-- David Cantwell
The Notorious B.I.G.
Life After Death
Bad Boy Entertainment
Here we go again. Another dead rap icon. Another unintentionally posthumous album. Another hodgepodge of hip-hop mumbo jumbo that should've been left in the vaults. This time, it's Christopher Wallace, a.k.a. the Artist Formerly Known As the Notorious B.I.G., and his double-decker final CD Life After Death.
Wallace's first album, Ready to Die, hipped listeners to the East Coast swing of things with its tales of urban paranoia and a Bacchanalian ghetto lifestyle. Ready to Die was a textured spin on the West Coast shooting-smoking-screwing formula. But Life After Death, as a whole, is conceptually perplexing; it doesn't really know what it wants to be. It has two personalities -- one gloomy and foreboding, the other upbeat and fun-loving -- and neither, it seems, has any real relation to the other.
You could say that Wallace tried to go for the same uninhibited flow his deceased enemy, Tupac Shakur, went for on All Eyez on Me. In Life After Death's first disc (the fun half), Wallace revels in the sort of party-boy rogue abandon Shakur was famous for right up until his death. Wallace relishes his balls-out mackdaddy role on "Hypnotize," "#!*@ You Tonight" (with R. Kelly) and the frenetically madcap "Mo Money Mo Problems."
But a sense of confusion looms out of the nooks and crannies of the second disc (the creepy half). Most of the tunes don't extend or even measure up to Wallace's lip-smacking verbal wordplay. And the fact that the person performing these songs happens to be dead makes them perfect for those seeking postmortem memorandums. In "Going Back to Cali" (no relation to the LL Cool J hit of the same name), Wallace gives off an inadvertently sarcastic vibe toward California, where the rap community largely despised him and which became the site of his murder (he ends the song by saying that it's "a great place to visit"). And you can only guess what theories on the man's death will come out of his already-infamous closer, "You're Nobody ('Til Somebody Kills You)."
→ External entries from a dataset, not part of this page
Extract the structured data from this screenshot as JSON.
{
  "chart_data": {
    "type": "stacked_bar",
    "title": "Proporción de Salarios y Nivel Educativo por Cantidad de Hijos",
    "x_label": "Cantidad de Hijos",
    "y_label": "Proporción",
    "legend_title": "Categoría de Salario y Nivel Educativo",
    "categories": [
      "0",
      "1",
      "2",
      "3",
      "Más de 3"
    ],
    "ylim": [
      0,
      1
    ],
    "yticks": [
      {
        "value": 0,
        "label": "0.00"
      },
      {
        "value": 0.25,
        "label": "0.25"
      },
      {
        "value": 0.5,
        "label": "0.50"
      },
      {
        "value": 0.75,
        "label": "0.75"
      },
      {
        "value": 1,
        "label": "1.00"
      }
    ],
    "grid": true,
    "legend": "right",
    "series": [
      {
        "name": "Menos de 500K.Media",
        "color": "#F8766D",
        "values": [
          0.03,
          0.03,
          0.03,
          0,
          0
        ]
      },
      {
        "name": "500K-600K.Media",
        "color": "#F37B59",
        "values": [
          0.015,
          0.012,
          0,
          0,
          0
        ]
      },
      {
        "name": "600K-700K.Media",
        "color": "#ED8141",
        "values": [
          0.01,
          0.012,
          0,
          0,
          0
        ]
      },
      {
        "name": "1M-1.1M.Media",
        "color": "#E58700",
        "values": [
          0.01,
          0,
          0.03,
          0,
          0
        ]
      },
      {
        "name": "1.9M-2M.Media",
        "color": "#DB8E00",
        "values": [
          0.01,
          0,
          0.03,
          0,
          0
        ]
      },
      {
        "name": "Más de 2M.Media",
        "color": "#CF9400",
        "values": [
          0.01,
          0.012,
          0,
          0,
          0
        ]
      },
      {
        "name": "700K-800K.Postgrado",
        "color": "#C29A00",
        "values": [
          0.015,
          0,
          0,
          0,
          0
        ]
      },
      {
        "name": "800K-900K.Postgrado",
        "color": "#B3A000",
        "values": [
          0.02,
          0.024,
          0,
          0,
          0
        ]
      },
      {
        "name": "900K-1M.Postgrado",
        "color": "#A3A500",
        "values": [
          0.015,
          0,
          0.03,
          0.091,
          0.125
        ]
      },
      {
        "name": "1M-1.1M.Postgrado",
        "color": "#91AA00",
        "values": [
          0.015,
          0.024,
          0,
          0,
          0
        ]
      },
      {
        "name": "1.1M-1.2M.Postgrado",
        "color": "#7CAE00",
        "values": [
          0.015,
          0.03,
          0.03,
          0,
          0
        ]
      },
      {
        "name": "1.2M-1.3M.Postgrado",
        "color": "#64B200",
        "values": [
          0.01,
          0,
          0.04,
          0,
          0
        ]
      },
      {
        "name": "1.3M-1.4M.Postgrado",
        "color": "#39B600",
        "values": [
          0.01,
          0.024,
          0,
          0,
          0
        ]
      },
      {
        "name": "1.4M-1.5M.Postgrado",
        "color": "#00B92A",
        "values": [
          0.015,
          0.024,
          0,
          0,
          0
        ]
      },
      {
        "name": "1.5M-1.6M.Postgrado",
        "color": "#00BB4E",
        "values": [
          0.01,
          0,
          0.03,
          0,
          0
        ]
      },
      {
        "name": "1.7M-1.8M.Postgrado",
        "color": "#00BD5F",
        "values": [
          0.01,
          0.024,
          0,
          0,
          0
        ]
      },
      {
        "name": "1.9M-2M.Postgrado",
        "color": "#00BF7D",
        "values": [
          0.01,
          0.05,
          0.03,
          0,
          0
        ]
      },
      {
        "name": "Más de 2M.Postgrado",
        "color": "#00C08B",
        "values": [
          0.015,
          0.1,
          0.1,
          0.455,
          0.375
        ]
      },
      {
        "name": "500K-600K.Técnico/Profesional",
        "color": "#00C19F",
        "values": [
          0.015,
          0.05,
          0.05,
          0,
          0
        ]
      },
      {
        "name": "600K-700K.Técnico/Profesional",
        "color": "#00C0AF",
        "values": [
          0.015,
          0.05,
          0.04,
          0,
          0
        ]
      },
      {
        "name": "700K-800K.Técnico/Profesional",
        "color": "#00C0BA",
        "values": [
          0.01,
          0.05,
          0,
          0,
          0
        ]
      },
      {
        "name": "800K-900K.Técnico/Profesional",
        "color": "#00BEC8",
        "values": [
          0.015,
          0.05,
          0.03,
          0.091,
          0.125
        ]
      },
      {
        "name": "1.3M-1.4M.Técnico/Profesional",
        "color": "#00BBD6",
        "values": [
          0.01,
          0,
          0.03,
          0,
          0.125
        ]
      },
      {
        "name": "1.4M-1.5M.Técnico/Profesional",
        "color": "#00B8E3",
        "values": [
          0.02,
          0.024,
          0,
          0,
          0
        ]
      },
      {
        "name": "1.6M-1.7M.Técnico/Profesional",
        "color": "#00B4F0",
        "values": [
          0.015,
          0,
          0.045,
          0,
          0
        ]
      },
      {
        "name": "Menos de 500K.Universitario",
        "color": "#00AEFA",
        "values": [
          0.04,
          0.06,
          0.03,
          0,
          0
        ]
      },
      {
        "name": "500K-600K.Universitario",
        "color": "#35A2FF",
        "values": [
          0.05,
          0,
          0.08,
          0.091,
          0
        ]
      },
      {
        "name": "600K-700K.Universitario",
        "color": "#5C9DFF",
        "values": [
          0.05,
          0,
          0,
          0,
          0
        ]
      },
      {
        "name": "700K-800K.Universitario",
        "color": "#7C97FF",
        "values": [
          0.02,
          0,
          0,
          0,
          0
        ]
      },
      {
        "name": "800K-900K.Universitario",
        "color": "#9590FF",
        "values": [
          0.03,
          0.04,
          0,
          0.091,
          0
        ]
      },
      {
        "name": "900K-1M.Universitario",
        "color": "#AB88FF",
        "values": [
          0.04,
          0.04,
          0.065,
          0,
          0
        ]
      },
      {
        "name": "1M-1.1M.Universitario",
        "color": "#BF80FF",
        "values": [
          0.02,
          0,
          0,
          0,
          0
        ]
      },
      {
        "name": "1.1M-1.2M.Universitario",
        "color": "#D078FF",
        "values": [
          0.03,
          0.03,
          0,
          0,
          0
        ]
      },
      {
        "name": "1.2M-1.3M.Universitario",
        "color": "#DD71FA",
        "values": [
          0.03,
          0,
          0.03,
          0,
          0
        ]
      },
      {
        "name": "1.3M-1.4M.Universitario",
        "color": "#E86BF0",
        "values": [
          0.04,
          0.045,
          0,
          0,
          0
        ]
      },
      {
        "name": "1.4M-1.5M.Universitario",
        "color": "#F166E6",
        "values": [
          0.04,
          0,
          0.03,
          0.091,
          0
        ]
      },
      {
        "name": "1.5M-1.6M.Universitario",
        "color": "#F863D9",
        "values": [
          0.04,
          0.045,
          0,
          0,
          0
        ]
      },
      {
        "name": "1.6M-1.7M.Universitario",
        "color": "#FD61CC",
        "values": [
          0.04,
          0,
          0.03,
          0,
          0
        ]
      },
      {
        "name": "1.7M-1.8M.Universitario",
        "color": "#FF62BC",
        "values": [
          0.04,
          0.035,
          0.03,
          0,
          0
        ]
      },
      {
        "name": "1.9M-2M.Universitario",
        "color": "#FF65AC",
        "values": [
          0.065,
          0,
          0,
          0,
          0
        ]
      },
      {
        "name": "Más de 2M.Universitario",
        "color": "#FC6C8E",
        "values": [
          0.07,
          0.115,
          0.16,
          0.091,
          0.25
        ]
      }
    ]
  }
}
Ultimately, the CD is done in by too many producers, too many guest stars and unnecessary throaty chirps from professional coattail-rider Sean "Puffy" Combs that almost drown out Wallace himself. Just as Shakur's meandering Makaveli proved that a deceased rapper is often better than his postmortem CD, the Notorious B.I.G.'s Life After Death likely won't go down as the last worthy thing he recorded before leaving this planet. That honor goes to his debut. (The fun half, *** 1/2; the creepy half, * 1/2)
-- Craig D. Lindsey
CDs rated on a one to five star scale.